La visite annoncée d’une délégation de la CARICOM en Haïti à la fin du mois de juillet 2026, suite à la participation du Premier ministre Alix Didier Fils-Aimé à la 51e réunion de l’organisation à Sainte-Lucie, marque un nouveau chapitre dans le processus de transition politique haïtien.
Cette mission d’évaluation portera sur la situation générale du pays et sur l’état de la transition patronnée par la CARICOM elle-même, notamment avec la mise en place du Conseil Présidentiel de Transition (CPT).
À première vue, il s’agit d’un appui régional bienvenu dans un contexte de fragilité extrême. Pourtant, l’effervescence observée au sein du Conseil Électoral Provisoire (CEP) soulève des questions profondes sur la crédibilité, la faisabilité et la sincérité de l’entreprise électorale en cours.
Depuis l’annonce de cette venue, le CEP a multiplié les activités visibles : lancement de la formation des Agents de Sécurité Électorale (ASE), confirmation des listes de partis agréés, enregistrement de regroupements politiques, le tout accompagné de photos et communiqués opportuns.

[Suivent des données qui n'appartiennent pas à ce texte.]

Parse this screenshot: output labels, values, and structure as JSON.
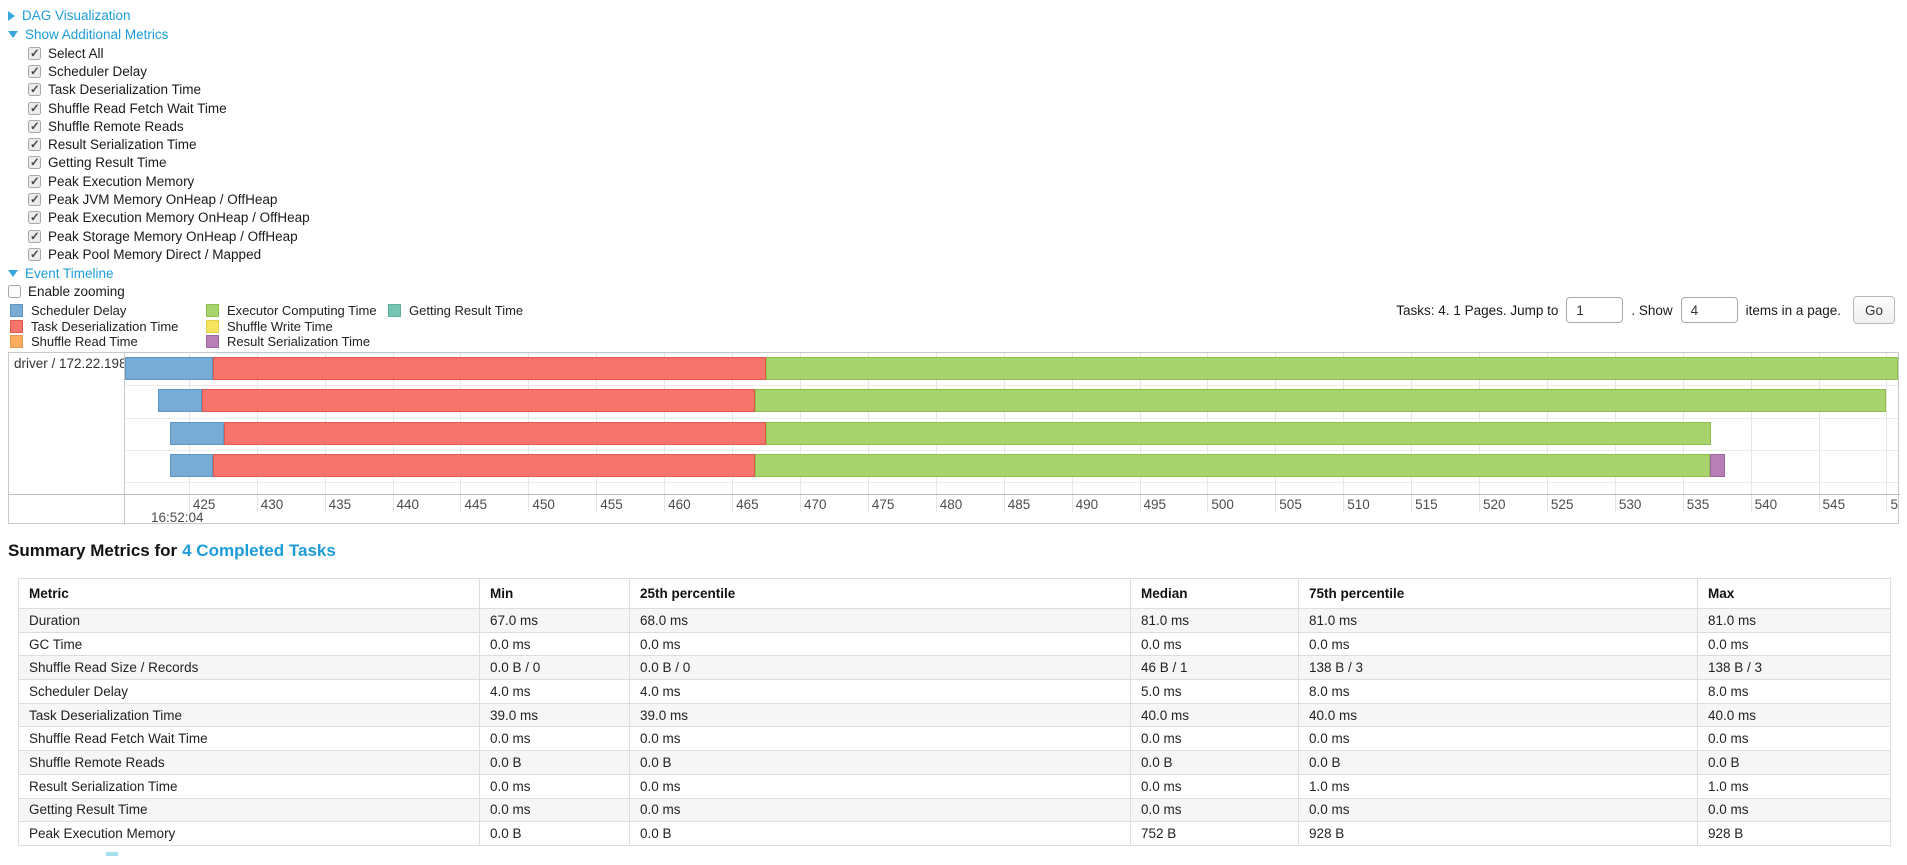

Ces initiatives contrastent avec les turbulences internes récentes, notamment la révocation du Directeur Exécutif Uder Antoine, son interdiction d’accès aux locaux du CEP, suivie de sa nomination et son installation rapide comme Directeur Général par le ministère de la Justice sur instructions de la Primature.
Pour les observateurs critiques, la réponse est claire : le CEP travaille à démontrer au partenaire caribéen que le gouvernement Fils-Aimé est « à l’œuvre » pour organiser des élections, indépendamment des conditions objectives sur le terrain.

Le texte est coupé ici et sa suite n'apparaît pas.